Kajeem : Il ne faut pas se voiler la face, notre indépendance est factice. On est indépendant que de nom ! Tu ne peux parler d’indépendance si économiquement tu ne l’es pas ; si tes institutions ne sont pas solides. Même culturellement, tu es aliéné ! De quelle indépendance parle-t-on ? Cependant, je pense que le cinquantenaire est une bonne occasion pour s’arrêter et diagnostiquer nos véritables maux afin de trouver des remèdes. Pour ma part, on n’avait pas besoin de colloques ici (Ndlr ; Côte d’Ivoire) – dont j’espère que de bonnes conclusions en sont sorties – pour remettre de l’ordre dans ce pays où les gens ne respectent rien. Il faut commencer par appliquer les lois. 50 ans après, il y a des domaines dans lesquels on a reculé. J’aurais voulu – et c’est un souhait que j’émets depuis plus d’un an – que, par exemple, la Côte d’Ivoire construise pour célébrer son cinquantenaire la plus grande bibliothèque d’Afrique. Il n’y a pas dans notre pays une bibliothèque digne de ce nom où la majorité de la population est jeune ! 50 ans après, on a amorcé une marche arrière à vive allure. Il y a beaucoup de domaines où il faut que nos gouvernants montrent la force de nos Etats… Ce n’est pas à nous de porter des jugements, mais je me demande bien à quoi ont servi ces milliards ?

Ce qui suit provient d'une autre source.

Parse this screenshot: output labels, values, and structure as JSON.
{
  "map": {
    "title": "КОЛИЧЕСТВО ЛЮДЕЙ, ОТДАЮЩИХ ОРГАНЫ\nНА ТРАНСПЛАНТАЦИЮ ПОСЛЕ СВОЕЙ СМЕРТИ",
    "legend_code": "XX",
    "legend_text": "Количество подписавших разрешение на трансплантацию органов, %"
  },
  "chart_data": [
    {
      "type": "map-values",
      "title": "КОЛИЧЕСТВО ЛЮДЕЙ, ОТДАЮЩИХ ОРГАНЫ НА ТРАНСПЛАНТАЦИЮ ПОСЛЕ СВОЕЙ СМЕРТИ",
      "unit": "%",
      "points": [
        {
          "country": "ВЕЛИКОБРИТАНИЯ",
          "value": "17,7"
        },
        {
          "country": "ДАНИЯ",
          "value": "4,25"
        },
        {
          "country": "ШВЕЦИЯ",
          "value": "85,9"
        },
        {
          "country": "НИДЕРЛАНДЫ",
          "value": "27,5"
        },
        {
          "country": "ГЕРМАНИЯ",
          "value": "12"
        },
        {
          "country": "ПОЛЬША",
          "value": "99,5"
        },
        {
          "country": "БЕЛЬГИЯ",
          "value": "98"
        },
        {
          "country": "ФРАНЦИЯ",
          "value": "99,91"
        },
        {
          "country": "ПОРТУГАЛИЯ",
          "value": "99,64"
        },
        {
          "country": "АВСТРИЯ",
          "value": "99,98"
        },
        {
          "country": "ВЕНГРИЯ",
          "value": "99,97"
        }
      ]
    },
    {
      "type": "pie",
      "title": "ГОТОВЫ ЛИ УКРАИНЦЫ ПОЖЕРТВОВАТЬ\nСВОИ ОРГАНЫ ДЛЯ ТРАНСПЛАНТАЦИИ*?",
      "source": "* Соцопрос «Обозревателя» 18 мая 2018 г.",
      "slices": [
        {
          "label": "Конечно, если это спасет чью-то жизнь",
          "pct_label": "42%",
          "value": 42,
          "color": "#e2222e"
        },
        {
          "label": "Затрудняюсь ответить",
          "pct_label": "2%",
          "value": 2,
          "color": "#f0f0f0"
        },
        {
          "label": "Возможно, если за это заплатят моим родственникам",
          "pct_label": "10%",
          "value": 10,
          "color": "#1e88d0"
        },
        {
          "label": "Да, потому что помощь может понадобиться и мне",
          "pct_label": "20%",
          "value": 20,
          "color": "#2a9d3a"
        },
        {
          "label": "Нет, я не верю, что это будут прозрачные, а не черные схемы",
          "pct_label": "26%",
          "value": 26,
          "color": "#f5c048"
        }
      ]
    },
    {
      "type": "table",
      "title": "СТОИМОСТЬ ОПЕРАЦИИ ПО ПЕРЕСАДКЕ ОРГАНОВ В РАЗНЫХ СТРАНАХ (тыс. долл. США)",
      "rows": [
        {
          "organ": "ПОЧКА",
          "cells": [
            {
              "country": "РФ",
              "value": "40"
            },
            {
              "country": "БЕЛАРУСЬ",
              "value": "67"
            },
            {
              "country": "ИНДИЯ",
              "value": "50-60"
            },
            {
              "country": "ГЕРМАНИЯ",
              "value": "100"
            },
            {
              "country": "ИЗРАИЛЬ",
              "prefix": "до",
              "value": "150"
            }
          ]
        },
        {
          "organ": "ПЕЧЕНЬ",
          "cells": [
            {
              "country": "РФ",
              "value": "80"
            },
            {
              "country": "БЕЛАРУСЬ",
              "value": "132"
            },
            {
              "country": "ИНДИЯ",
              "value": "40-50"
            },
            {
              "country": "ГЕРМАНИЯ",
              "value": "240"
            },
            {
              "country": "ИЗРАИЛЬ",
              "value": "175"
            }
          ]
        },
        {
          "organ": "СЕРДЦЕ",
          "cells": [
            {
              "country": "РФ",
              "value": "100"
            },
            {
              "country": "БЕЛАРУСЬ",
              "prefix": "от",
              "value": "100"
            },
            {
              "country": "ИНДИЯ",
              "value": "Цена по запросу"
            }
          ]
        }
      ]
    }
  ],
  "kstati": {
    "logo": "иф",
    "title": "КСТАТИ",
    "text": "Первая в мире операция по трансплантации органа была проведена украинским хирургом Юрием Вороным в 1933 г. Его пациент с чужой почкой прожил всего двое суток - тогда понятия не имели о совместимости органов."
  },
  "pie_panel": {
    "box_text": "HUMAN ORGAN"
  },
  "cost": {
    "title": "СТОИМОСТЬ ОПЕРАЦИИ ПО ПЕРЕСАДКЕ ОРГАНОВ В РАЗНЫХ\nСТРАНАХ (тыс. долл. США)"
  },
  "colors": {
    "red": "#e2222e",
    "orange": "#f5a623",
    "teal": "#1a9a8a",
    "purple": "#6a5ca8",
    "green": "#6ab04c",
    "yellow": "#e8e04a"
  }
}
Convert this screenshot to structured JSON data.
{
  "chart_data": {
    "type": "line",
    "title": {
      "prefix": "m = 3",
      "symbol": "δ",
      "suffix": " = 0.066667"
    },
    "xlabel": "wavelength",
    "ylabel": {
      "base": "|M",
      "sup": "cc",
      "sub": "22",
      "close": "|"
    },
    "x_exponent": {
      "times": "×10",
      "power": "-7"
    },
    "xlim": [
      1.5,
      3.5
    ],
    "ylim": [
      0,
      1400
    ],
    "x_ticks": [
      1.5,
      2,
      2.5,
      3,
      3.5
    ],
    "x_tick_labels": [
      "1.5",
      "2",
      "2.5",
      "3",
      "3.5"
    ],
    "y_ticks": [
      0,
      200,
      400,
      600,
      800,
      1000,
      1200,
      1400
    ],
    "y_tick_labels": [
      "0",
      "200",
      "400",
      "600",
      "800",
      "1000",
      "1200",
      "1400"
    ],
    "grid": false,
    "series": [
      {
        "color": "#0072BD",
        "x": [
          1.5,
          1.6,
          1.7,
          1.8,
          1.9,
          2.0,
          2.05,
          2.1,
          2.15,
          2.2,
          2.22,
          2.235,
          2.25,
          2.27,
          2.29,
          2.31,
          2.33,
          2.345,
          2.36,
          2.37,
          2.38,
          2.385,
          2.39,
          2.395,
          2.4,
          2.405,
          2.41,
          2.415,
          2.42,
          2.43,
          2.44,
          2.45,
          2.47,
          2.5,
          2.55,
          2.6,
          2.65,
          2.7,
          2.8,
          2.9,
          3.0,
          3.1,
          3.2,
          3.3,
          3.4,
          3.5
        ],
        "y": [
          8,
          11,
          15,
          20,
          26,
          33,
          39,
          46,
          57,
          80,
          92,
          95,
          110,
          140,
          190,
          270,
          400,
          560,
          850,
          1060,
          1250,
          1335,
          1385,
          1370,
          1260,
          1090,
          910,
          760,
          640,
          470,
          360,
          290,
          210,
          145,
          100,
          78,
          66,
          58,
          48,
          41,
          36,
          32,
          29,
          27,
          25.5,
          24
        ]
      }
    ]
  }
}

SypyRow : C’est bien beau de rentrer dans l’histoire mais, il faut le faire de façon positive. Si on appliquait les lois, on ne verrait pas les mineurs fumer et regarder, comme si c’était normal, les maquis être installés à côté des écoles et des hôpitaux; on ne verrait pas les affichages en désordre. Il y a beaucoup à faire. J’aurais aimé qu’on tienne compte, dans le cas de la célébration du cinquantenaire, de la souffrance des populations pour mettre en arrière plan la fête. Ou bien penser à construire un hôpital, refaire le CHU (Ndlr ; Centre hospitalier universitaire) qui est en état de délabrement; ou refaire l’université qui est en souffrance. En cela, on aurait marqué d’un bon point le cinquantenaire où je ne vois pas de bilan positif. On est en pleine crise et on claque des milliards pour faire des feux d’artifices. C’est une injure au peuple. On ne peut le cautionner.